Allow me to quote myself, from a moldy old column that described the essence of BSO, under Sheriff Nick, as “the slickest public relations firm in South Florida. An arrest without a photo-op was like no arrest at all. A drug raid without TV cameras was like a tree falling in a forest without an audience. These fellows, running a little short of rock cocaine, just cooked up their own to peddle on Broward streets and set up the next episode of Cops.

“Of course, the organized-crime division came up a bit short on actual organized crime. The division was hardly the scourge of the underworld. But who cared? Complicated paper-chase investigations made for lousy TV. The goal was glory, quick and easy, with the largest chunk going to Nick Navarro.

“Sheriff Nick, through his photogenic, door-smashing organized-crime unit, built himself up into the nation’s most famous, most photographed local cop, more familiar to middle America probably than the director of the FBI or CIA, or any policeman outside of fiction. Of course, Nick was, in part, a fictional character himself.”

In 1988, a hapless opponent running for sheriff wrote a letter to WSVN-Channel 7 complaining that he could hardly compete with Sheriff Nick, who was virtually starring on the station’s Crackdown on Crack series. “I am financially incapable of competing with the televised time that you have generously provided my opponent.”

Four years later, in a Republican primary election held in the stunned aftermath of Hurricane Andrew, with just 17,000 voters turning out, the best known local politician in South Florida was ousted.

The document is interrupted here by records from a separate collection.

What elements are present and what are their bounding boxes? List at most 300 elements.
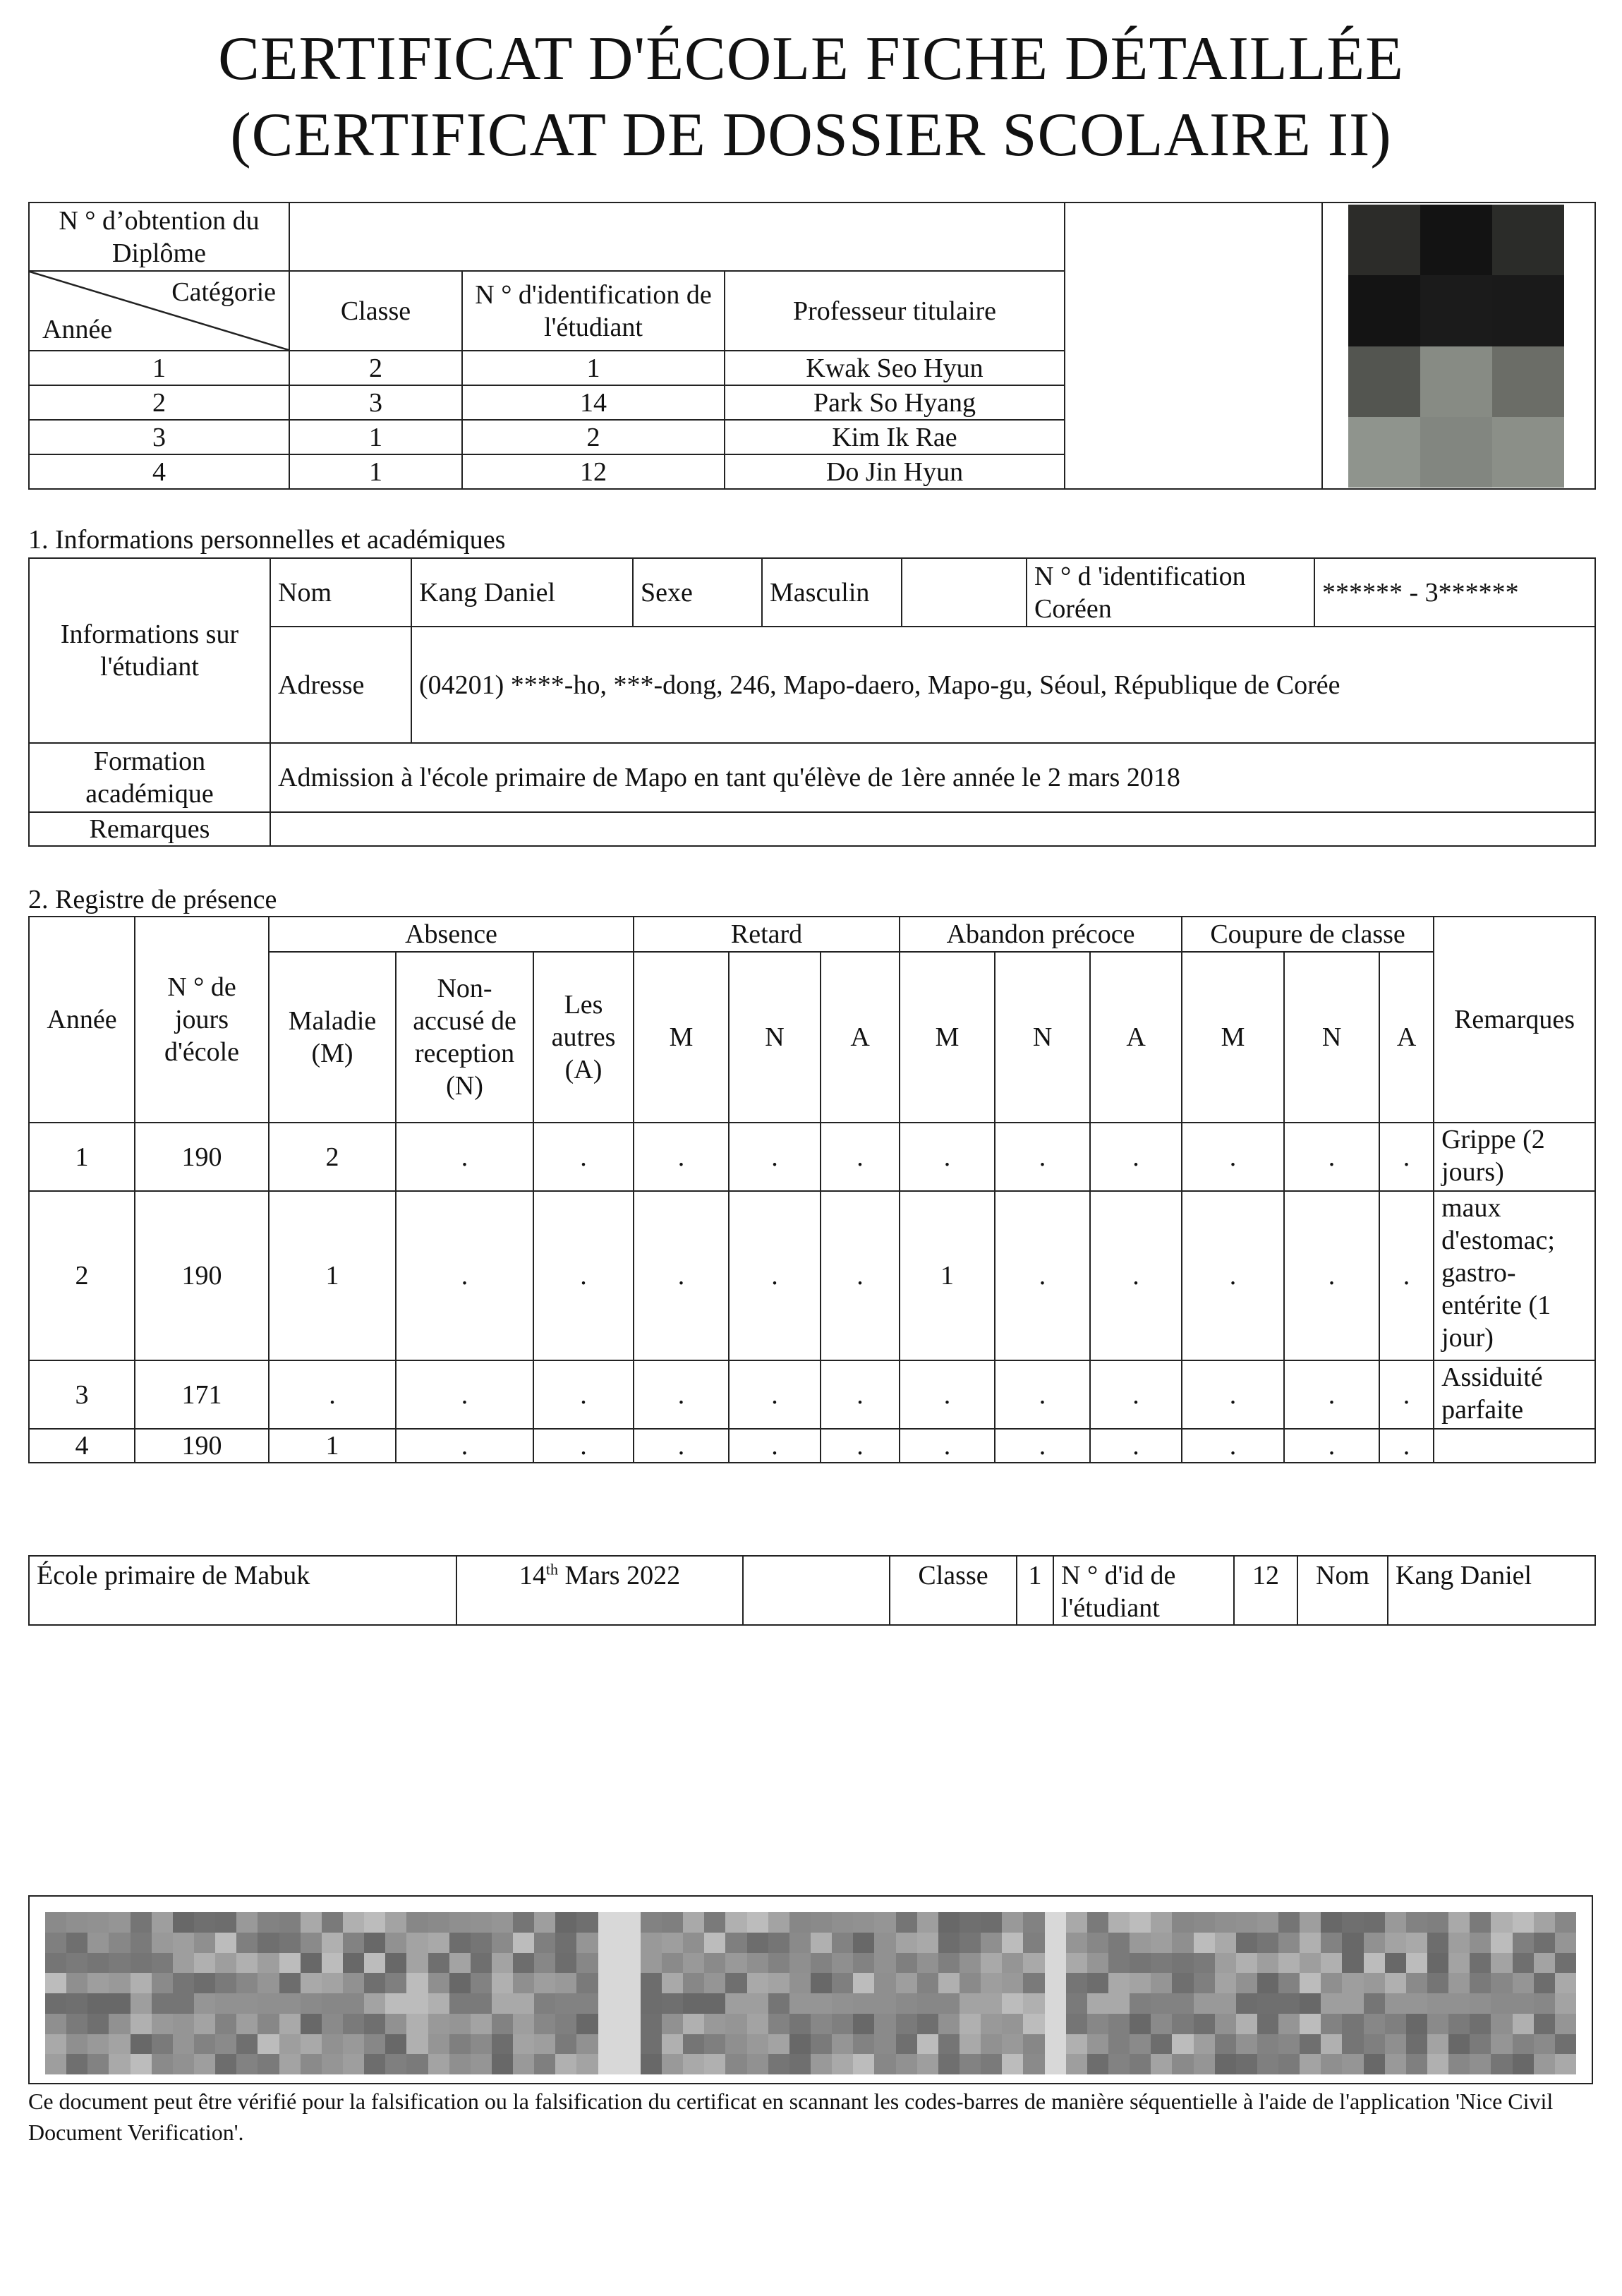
barcode-pixel — [215, 1993, 236, 2014]
barcode-pixel — [619, 2034, 641, 2055]
barcode-pixel — [66, 2034, 87, 2055]
photo-pixel — [1420, 205, 1492, 275]
section2-heading: 2. Registre de présence — [28, 885, 277, 914]
barcode-pixel — [258, 2054, 279, 2074]
barcode-pixel — [1448, 2054, 1470, 2074]
sex-value: Masculin — [762, 558, 902, 627]
barcode-pixel — [1278, 2054, 1300, 2074]
barcode-pixel — [874, 1993, 895, 2014]
barcode-pixel — [1045, 1912, 1066, 1933]
barcode-pixel — [449, 1973, 471, 1993]
barcode-pixel — [619, 2054, 641, 2074]
barcode-pixel — [1406, 1912, 1427, 1933]
korean-id-label: N ° d 'identification Coréen — [1027, 558, 1314, 627]
barcode-pixel — [513, 2014, 534, 2034]
barcode-pixel — [279, 1912, 301, 1933]
row-value: . — [634, 1123, 729, 1191]
barcode-pixel — [662, 1933, 683, 1953]
blank-cell — [743, 1556, 890, 1625]
col-class: Classe — [289, 271, 462, 351]
barcode-pixel — [874, 2054, 895, 2074]
barcode-pixel — [236, 1973, 258, 1993]
barcode-pixel — [1130, 1973, 1151, 1993]
barcode-pixel — [1066, 2054, 1087, 2074]
barcode-pixel — [87, 2034, 109, 2055]
table-row — [29, 1360, 1595, 1429]
row-id: 2 — [462, 420, 725, 454]
barcode-pixel — [789, 1973, 811, 1993]
barcode-pixel — [917, 1993, 938, 2014]
barcode-pixel — [1066, 1993, 1087, 2014]
barcode-pixel — [385, 1912, 406, 1933]
row-value: . — [269, 1360, 396, 1429]
barcode-pixel — [1427, 1973, 1448, 1993]
barcode-pixel — [555, 2034, 576, 2055]
barcode-pixel — [109, 1912, 130, 1933]
barcode-pixel — [811, 2034, 832, 2055]
barcode-pixel — [1406, 2014, 1427, 2034]
barcode-pixel — [513, 1912, 534, 1933]
barcode-pixel — [896, 1993, 917, 2014]
barcode-pixel — [471, 2054, 492, 2074]
barcode-pixel — [194, 1973, 215, 1993]
barcode-pixel — [1385, 2054, 1406, 2074]
row-year: 3 — [29, 1360, 135, 1429]
barcode-pixel — [853, 1973, 874, 1993]
barcode-pixel — [1555, 1912, 1576, 1933]
barcode-pixel — [1002, 2014, 1023, 2034]
barcode-pixel — [598, 1973, 619, 1993]
barcode-pixel — [1555, 1953, 1576, 1974]
barcode-pixel — [662, 2034, 683, 2055]
barcode-pixel — [1448, 2034, 1470, 2055]
barcode-pixel — [236, 2054, 258, 2074]
barcode-pixel — [385, 2034, 406, 2055]
barcode-pixel — [279, 1993, 301, 2014]
barcode-pixel — [1066, 1912, 1087, 1933]
barcode-pixel — [1385, 1912, 1406, 1933]
barcode-pixel — [619, 2014, 641, 2034]
barcode-pixel — [811, 1953, 832, 1974]
barcode-pixel — [874, 1933, 895, 1953]
barcode-pixel — [1087, 1973, 1108, 1993]
barcode-pixel — [768, 1933, 789, 1953]
barcode-pixel — [513, 1953, 534, 1974]
barcode-pixel — [322, 2014, 343, 2034]
barcode-pixel — [938, 1993, 960, 2014]
barcode-pixel — [789, 1953, 811, 1974]
barcode-pixel — [641, 1993, 662, 2014]
footer-info-table — [28, 1555, 1596, 1626]
barcode-pixel — [874, 2014, 895, 2034]
barcode-pixel — [364, 1953, 385, 1974]
barcode-pixel — [598, 1993, 619, 2014]
table-row — [29, 1191, 1595, 1360]
photo-pixel — [1492, 417, 1564, 488]
barcode-pixel — [1300, 2014, 1321, 2034]
barcode-pixel — [152, 1933, 173, 1953]
footer-class-value: 1 — [1017, 1556, 1053, 1625]
barcode-pixel — [45, 1953, 66, 1974]
barcode-pixel — [853, 1912, 874, 1933]
barcode-pixel — [1023, 2014, 1044, 2034]
barcode-pixel — [534, 1953, 555, 1974]
row-teacher: Kim Ik Rae — [725, 420, 1065, 454]
barcode-pixel — [747, 2034, 768, 2055]
barcode-pixel — [1087, 1912, 1108, 1933]
row-value: 1 — [269, 1429, 396, 1463]
barcode-pixel — [960, 1912, 981, 1933]
barcode-pixel — [789, 2054, 811, 2074]
barcode-pixel — [1321, 2054, 1342, 2074]
barcode-pixel — [1236, 1993, 1257, 2014]
barcode-pixel — [406, 2014, 428, 2034]
barcode-pixel — [87, 1993, 109, 2014]
barcode-pixel — [1108, 1912, 1130, 1933]
barcode-pixel — [1045, 2014, 1066, 2034]
barcode-pixel — [917, 1912, 938, 1933]
barcode-pixel — [428, 1933, 449, 1953]
barcode-pixel — [832, 1993, 853, 2014]
address-value: (04201) ****-ho, ***-dong, 246, Mapo-daero, Mapo-gu, Séoul, République de Corée — [411, 627, 1595, 743]
barcode-pixel — [981, 1993, 1002, 2014]
barcode-pixel — [704, 2014, 725, 2034]
barcode-pixel — [1045, 2034, 1066, 2055]
row-value: . — [900, 1429, 995, 1463]
barcode-pixel — [131, 1933, 152, 1953]
barcode-pixel — [322, 1973, 343, 1993]
barcode-pixel — [1066, 1933, 1087, 1953]
barcode-pixel — [960, 2014, 981, 2034]
photo-pixel — [1492, 346, 1564, 417]
barcode-pixel — [1427, 2054, 1448, 2074]
barcode-pixel — [385, 1953, 406, 1974]
barcode-pixel — [768, 2014, 789, 2034]
col-school-days: N ° de jours d'école — [135, 917, 269, 1123]
row-value: . — [1090, 1429, 1182, 1463]
barcode-pixel — [725, 2034, 746, 2055]
barcode-pixel — [45, 2014, 66, 2034]
row-id: 12 — [462, 454, 725, 489]
barcode-pixel — [1278, 1933, 1300, 1953]
barcode-pixel — [471, 2034, 492, 2055]
barcode-pixel — [1172, 1912, 1193, 1933]
barcode-pixel — [1448, 1953, 1470, 1974]
date-day: 14 — [519, 1561, 546, 1590]
barcode-pixel — [1534, 2014, 1555, 2034]
barcode-pixel — [534, 2014, 555, 2034]
photo-pixel — [1348, 346, 1420, 417]
barcode-pixel — [449, 2054, 471, 2074]
row-value: . — [995, 1191, 1090, 1360]
barcode-pixel — [301, 1933, 322, 1953]
barcode-pixel — [428, 1973, 449, 1993]
barcode-pixel — [236, 1993, 258, 2014]
barcode-pixel — [938, 1973, 960, 1993]
barcode-pixel — [364, 2034, 385, 2055]
class-history-table — [28, 202, 1596, 490]
row-value: . — [1379, 1191, 1434, 1360]
row-class: 1 — [289, 420, 462, 454]
barcode-pixel — [1172, 1953, 1193, 1974]
barcode-pixel — [109, 2014, 130, 2034]
row-school-days: 190 — [135, 1429, 269, 1463]
barcode-pixel — [1257, 1993, 1278, 2014]
barcode-pixel — [406, 1953, 428, 1974]
barcode-pixel — [109, 1973, 130, 1993]
group-late: Retard — [634, 917, 900, 952]
barcode-pixel — [1491, 2034, 1512, 2055]
barcode-pixel — [1470, 1953, 1491, 1974]
barcode-pixel — [152, 2034, 173, 2055]
barcode-pixel — [725, 1993, 746, 2014]
barcode-pixel — [152, 1973, 173, 1993]
row-value: . — [1379, 1360, 1434, 1429]
barcode-pixel — [1151, 2014, 1172, 2034]
barcode-pixel — [683, 2054, 704, 2074]
row-school-days: 171 — [135, 1360, 269, 1429]
barcode-pixel — [492, 2034, 513, 2055]
barcode-pixel — [874, 2034, 895, 2055]
sub-early-n: N — [995, 952, 1090, 1123]
barcode-pixel — [1342, 2014, 1363, 2034]
barcode-pixel — [1534, 1953, 1555, 1974]
barcode-pixel — [1045, 1953, 1066, 1974]
col-teacher: Professeur titulaire — [725, 271, 1065, 351]
barcode-pixel — [87, 1973, 109, 1993]
barcode-pixel — [1555, 1993, 1576, 2014]
barcode-pixel — [1215, 1953, 1236, 1974]
row-value: 1 — [900, 1191, 995, 1360]
barcode-pixel — [896, 1912, 917, 1933]
barcode-pixel — [471, 1993, 492, 2014]
barcode-pixel — [832, 2054, 853, 2074]
barcode-pixel — [1278, 1993, 1300, 2014]
name-value: Kang Daniel — [411, 558, 633, 627]
barcode-pixel — [1278, 1912, 1300, 1933]
barcode-pixel — [1513, 2054, 1534, 2074]
barcode-pixel — [1491, 1993, 1512, 2014]
barcode-pixel — [1342, 2054, 1363, 2074]
barcode-pixel — [1534, 2034, 1555, 2055]
sub-cut-n: N — [1284, 952, 1379, 1123]
barcode-pixel — [279, 2034, 301, 2055]
barcode-pixel — [1023, 2054, 1044, 2074]
row-value: . — [634, 1429, 729, 1463]
barcode-pixel — [449, 1912, 471, 1933]
barcode-pixel — [194, 2054, 215, 2074]
barcode-pixel — [1108, 2034, 1130, 2055]
barcode-pixel — [1470, 1933, 1491, 1953]
attendance-body — [29, 1123, 1595, 1463]
barcode-pixel — [322, 1953, 343, 1974]
barcode-pixel — [768, 2054, 789, 2074]
barcode-pixel — [279, 1933, 301, 1953]
barcode-pixel — [768, 1993, 789, 2014]
sub-cut-m: M — [1182, 952, 1284, 1123]
barcode-pixel — [811, 1973, 832, 1993]
barcode-pixel — [641, 2034, 662, 2055]
barcode-pixel — [1321, 1993, 1342, 2014]
barcode-pixel — [1194, 1912, 1215, 1933]
barcode-pixel — [173, 2034, 194, 2055]
barcode-pixel — [173, 1953, 194, 1974]
barcode-pixel — [364, 1933, 385, 1953]
row-value: . — [995, 1123, 1090, 1191]
barcode-pixel — [534, 1973, 555, 1993]
barcode-pixel — [258, 2034, 279, 2055]
barcode-pixel — [109, 2054, 130, 2074]
diploma-number-value — [289, 203, 1065, 271]
barcode-pixel — [1066, 1973, 1087, 1993]
barcode-pixel — [1300, 1973, 1321, 1993]
barcode-pixel — [960, 2054, 981, 2074]
barcode-pixel — [704, 2034, 725, 2055]
row-value: . — [1379, 1123, 1434, 1191]
barcode-pixel — [917, 2034, 938, 2055]
barcode-pixel — [555, 2054, 576, 2074]
barcode-pixel — [1278, 1953, 1300, 1974]
barcode-pixel — [641, 1933, 662, 1953]
barcode-pixel — [406, 1973, 428, 1993]
row-id: 1 — [462, 351, 725, 385]
barcode-pixel — [1130, 2054, 1151, 2074]
row-teacher: Kwak Seo Hyun — [725, 351, 1065, 385]
barcode-pixel — [704, 2054, 725, 2074]
footer-date — [456, 1556, 743, 1625]
barcode-pixel — [45, 1993, 66, 2014]
barcode-pixel — [1278, 2034, 1300, 2055]
barcode-pixel — [1427, 2034, 1448, 2055]
barcode-pixel — [1194, 1993, 1215, 2014]
row-school-days: 190 — [135, 1191, 269, 1360]
barcode-pixel — [152, 2054, 173, 2074]
barcode-pixel — [683, 1912, 704, 1933]
row-value: . — [533, 1360, 634, 1429]
barcode-pixel — [832, 1933, 853, 1953]
barcode-pixel — [1555, 2014, 1576, 2034]
barcode-pixel — [1364, 1933, 1385, 1953]
photo-pixel — [1420, 346, 1492, 417]
barcode-pixel — [1406, 1933, 1427, 1953]
col-remarks: Remarques — [1434, 917, 1595, 1123]
barcode-pixel — [1470, 2034, 1491, 2055]
barcode-pixel — [938, 1933, 960, 1953]
barcode-pixel — [406, 1993, 428, 2014]
barcode-pixel — [896, 2054, 917, 2074]
barcode-pixel — [279, 1953, 301, 1974]
group-class-cut: Coupure de classe — [1182, 917, 1434, 952]
section1-heading: 1. Informations personnelles et académiques — [28, 525, 506, 555]
barcode-pixel — [534, 1912, 555, 1933]
barcode-pixel — [173, 1973, 194, 1993]
date-rest: Mars 2022 — [558, 1561, 681, 1590]
barcode-pixel — [981, 1973, 1002, 1993]
barcode-pixel — [236, 2034, 258, 2055]
barcode-pixel — [173, 1912, 194, 1933]
barcode-pixel — [725, 1973, 746, 1993]
barcode-pixel — [1448, 1993, 1470, 2014]
barcode-pixel — [598, 1933, 619, 1953]
barcode-pixel — [215, 2054, 236, 2074]
barcode-pixel — [1215, 2054, 1236, 2074]
barcode-pixel — [364, 2054, 385, 2074]
barcode-pixel — [322, 2034, 343, 2055]
barcode-pixel — [1491, 2014, 1512, 2034]
verification-note: Ce document peut être vérifié pour la falsification ou la falsification du certificat en scannant les codes-barres de manière séquentielle à l'aide de l'application 'Nice Civil Document Verification'. — [28, 2089, 1554, 2145]
barcode-pixel — [1172, 2034, 1193, 2055]
barcode-pixel — [789, 2034, 811, 2055]
barcode-pixel — [406, 2034, 428, 2055]
barcode-pixel — [215, 1933, 236, 1953]
sub-illness: Maladie (M) — [269, 952, 396, 1123]
barcode-pixel — [173, 2014, 194, 2034]
barcode-pixel — [1151, 2034, 1172, 2055]
diploma-number-label: N ° d’obtention du Diplôme — [29, 203, 289, 271]
barcode-pixel — [981, 2014, 1002, 2034]
student-info-label: Informations sur l'étudiant — [29, 558, 270, 743]
barcode-pixel — [131, 1973, 152, 1993]
barcode-pixel — [704, 1993, 725, 2014]
barcode-pixel — [131, 2034, 152, 2055]
barcode-pixel — [641, 2014, 662, 2034]
date-suffix: th — [545, 1560, 558, 1578]
barcode-pixel — [576, 2014, 598, 2034]
barcode-pixel — [131, 1912, 152, 1933]
footer-name-value: Kang Daniel — [1388, 1556, 1595, 1625]
barcode-pixel — [45, 1912, 66, 1933]
barcode-pixel — [215, 2034, 236, 2055]
barcode-pixel — [492, 2014, 513, 2034]
category-year-header — [29, 271, 289, 351]
footer-id-value: 12 — [1234, 1556, 1297, 1625]
barcode-pixel — [1023, 1993, 1044, 2014]
row-remarks: Grippe (2 jours) — [1434, 1123, 1595, 1191]
barcode-pixel — [1406, 2054, 1427, 2074]
korean-id-value: ****** - 3****** — [1314, 558, 1595, 627]
barcode-pixel — [619, 1993, 641, 2014]
barcode-pixel — [1321, 1953, 1342, 1974]
row-remarks: Assiduité parfaite — [1434, 1360, 1595, 1429]
barcode-pixel — [131, 2054, 152, 2074]
barcode-pixel — [789, 2014, 811, 2034]
sub-cut-a: A — [1379, 952, 1434, 1123]
barcode-pixel — [1151, 2054, 1172, 2074]
col-year: Année — [29, 917, 135, 1123]
barcode-pixel — [747, 1973, 768, 1993]
barcode-pixel — [1513, 1933, 1534, 1953]
row-year: 3 — [29, 420, 289, 454]
barcode-pixel — [598, 2054, 619, 2074]
barcode-pixel — [598, 1912, 619, 1933]
barcode-pixel — [1470, 1912, 1491, 1933]
barcode-pixel — [173, 1993, 194, 2014]
barcode-pixel — [343, 1912, 364, 1933]
barcode-pixel — [598, 1953, 619, 1974]
barcode-pixel — [704, 1953, 725, 1974]
barcode-pixel — [1385, 1973, 1406, 1993]
photo-pixel — [1420, 275, 1492, 346]
barcode-pixel — [428, 1912, 449, 1933]
barcode-pixel — [513, 2034, 534, 2055]
barcode-pixel — [662, 1953, 683, 1974]
barcode-pixel — [1555, 2034, 1576, 2055]
barcode-pixel — [1534, 1933, 1555, 1953]
sub-other: Les autres (A) — [533, 952, 634, 1123]
barcode-pixel — [279, 2054, 301, 2074]
barcode-pixel — [938, 2054, 960, 2074]
barcode-pixel — [1385, 1933, 1406, 1953]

It was shocking. Newspapers had written about Navarro’s cronyism. We were harshly critical of his TV busts, described the various scandals, reported on the federal investigations of his nefarious tactics. “But always with an inescapable sense that Navarro was immune,” I wrote after his improbable defeat. “Nick owned the airways. And Nick had a huge political war chest. Nick would rule forever. And now . . . I already miss him.”

The thing about Navarro and those antics and all the publicity and all the TV cameras and all the reporters in tow, he couldn’t have pulled it off without that overwhelming personality and irresistible affability and that big smile. Even as he was saying the most improbable things, building some low rent street corner crack dealer into an international drug kingpin, reporters couldn’t help themselves. They liked him.

It was the greatest show in Broward County. I already miss him.